To familiarize the readers with ARMICA-Improved, here we made an example. Assume that we have transactional database like Table 1. This database has 17 items and 7 transactions. ARMICA-Improved scans this dataset and calculate the frequency of each items at the same time. At this stage, it sends the items and their frequency to the ICA. ICA selects some of them as imperialist. As it was mentioned before, the number of imperialists is a free parameter in the original ICA. As a result, since here we only have 17 countries, we cannot consider 10 percent of them as imperialist and we assume that we have 4 imperialist and distribute the rest of them between these imperialists based on their power. At this time, we the empires are built. Then the algorithm calculates the power of each empire based on power of their colonies and imperialists. The most powerful empire is empire 1 and the weakest one is empire 4. At this stage. Empire 1 tries to steal the I12 from the empire 4. The algorithm removes this colony from empire 4 and adds it to the reserve list. This process continues until there is only one empire left (Level n). The members of the last empire are the frequent items. ARMICA-Improved stores their names and costs in a list, named Save List for the future references.

Table 1. Example database

Full size table

Next, the algorithm tries to extract 2-lenth frequent itemsets. It generates them and calculate their costs, and stores them in the Save list. This process continues until all the possible frequent itemsets be produced. Then, ARMICA-Improved extract the frequent rules from these itemsets. Since the algorithms stores all the possible items and temsets and their costs in the Save list, in contrast to the ARMICA, there is no need to calculate the support of different parts of rules again. This would increase the execution time of the algorithm. Finally, ARMICA-Improved generate the frequent rules like other ARM approaches (Table 1).

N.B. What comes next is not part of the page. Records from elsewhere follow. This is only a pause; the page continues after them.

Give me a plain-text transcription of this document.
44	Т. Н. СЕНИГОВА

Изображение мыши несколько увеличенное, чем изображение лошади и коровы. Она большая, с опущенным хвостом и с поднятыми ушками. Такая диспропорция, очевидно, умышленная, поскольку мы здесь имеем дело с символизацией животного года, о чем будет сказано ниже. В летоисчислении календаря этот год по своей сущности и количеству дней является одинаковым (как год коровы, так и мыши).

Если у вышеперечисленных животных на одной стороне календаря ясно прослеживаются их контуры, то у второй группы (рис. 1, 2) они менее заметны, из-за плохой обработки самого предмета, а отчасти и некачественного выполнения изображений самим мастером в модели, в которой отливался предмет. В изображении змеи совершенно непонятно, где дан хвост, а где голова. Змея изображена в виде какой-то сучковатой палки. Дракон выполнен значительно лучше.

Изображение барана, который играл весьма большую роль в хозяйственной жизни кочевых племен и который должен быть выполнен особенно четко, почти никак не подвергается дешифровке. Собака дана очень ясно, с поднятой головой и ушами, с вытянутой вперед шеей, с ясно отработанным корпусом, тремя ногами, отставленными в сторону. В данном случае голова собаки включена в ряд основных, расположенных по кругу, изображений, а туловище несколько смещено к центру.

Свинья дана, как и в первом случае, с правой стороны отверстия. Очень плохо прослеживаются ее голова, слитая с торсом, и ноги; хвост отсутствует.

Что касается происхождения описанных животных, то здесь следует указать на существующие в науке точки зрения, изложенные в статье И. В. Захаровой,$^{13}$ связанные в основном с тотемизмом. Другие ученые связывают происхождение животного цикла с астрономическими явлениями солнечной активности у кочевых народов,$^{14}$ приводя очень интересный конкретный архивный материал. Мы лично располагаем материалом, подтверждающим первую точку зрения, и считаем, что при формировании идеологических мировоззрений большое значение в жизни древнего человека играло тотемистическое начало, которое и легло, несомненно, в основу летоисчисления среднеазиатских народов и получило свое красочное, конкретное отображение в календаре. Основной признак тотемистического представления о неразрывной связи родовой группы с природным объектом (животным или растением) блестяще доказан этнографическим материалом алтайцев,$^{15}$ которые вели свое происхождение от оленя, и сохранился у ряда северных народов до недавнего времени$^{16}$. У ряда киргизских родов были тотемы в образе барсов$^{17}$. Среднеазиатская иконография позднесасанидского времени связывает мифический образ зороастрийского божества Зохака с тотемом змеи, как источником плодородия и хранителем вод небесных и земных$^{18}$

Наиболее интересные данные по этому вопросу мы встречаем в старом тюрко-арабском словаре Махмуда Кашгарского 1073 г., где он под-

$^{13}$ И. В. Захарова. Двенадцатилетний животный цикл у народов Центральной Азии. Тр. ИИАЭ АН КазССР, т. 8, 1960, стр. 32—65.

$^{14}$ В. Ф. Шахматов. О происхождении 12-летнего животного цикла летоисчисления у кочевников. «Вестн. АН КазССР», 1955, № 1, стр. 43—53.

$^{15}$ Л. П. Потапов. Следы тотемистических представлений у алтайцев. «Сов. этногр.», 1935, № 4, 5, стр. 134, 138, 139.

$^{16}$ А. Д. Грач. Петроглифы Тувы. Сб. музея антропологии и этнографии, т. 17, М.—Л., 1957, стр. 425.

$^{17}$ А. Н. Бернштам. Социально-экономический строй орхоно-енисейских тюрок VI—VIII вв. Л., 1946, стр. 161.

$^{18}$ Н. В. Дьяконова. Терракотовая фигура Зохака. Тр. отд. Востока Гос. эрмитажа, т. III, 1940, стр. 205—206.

Table 2. The characteristics of databases

Full size table

5 Evaluation

We evaluated ARMICA-Improved using Java 1.7 in Netbeans IDE 7.2 and ran it on an Intel (R) Core (TM) i5 CPU at 2.40 GHz and 2 GB RAM. We also used the implementation of Apriori and FP-growth from Weka 3.6 [8] along with the Supermarket, Mushroom, Spect_Train, and Vote datasets from the UCI Machine Learning Repository [9] to benchmark our method. Moreover, to further study on ARMICA_Improved, we also employed LUCS-KDD ARM data generator [10] to generate different databases with different data density. In the other word, we wanted to investigate our approach under the different circumstances and see what is its characteristics in different databases with different data density. In addition, we considered four factors for this evaluation: the quality of generated rules (formula 2), the number of database scans, the number of generated rules, and execution time. Figure 1 indicates that in the Supermarket dataset ARMICA-Improved has the least number of generated rules with 347 rules. After that, FP-growth generates 350 and Apriori and ARMICA generate 372 rules.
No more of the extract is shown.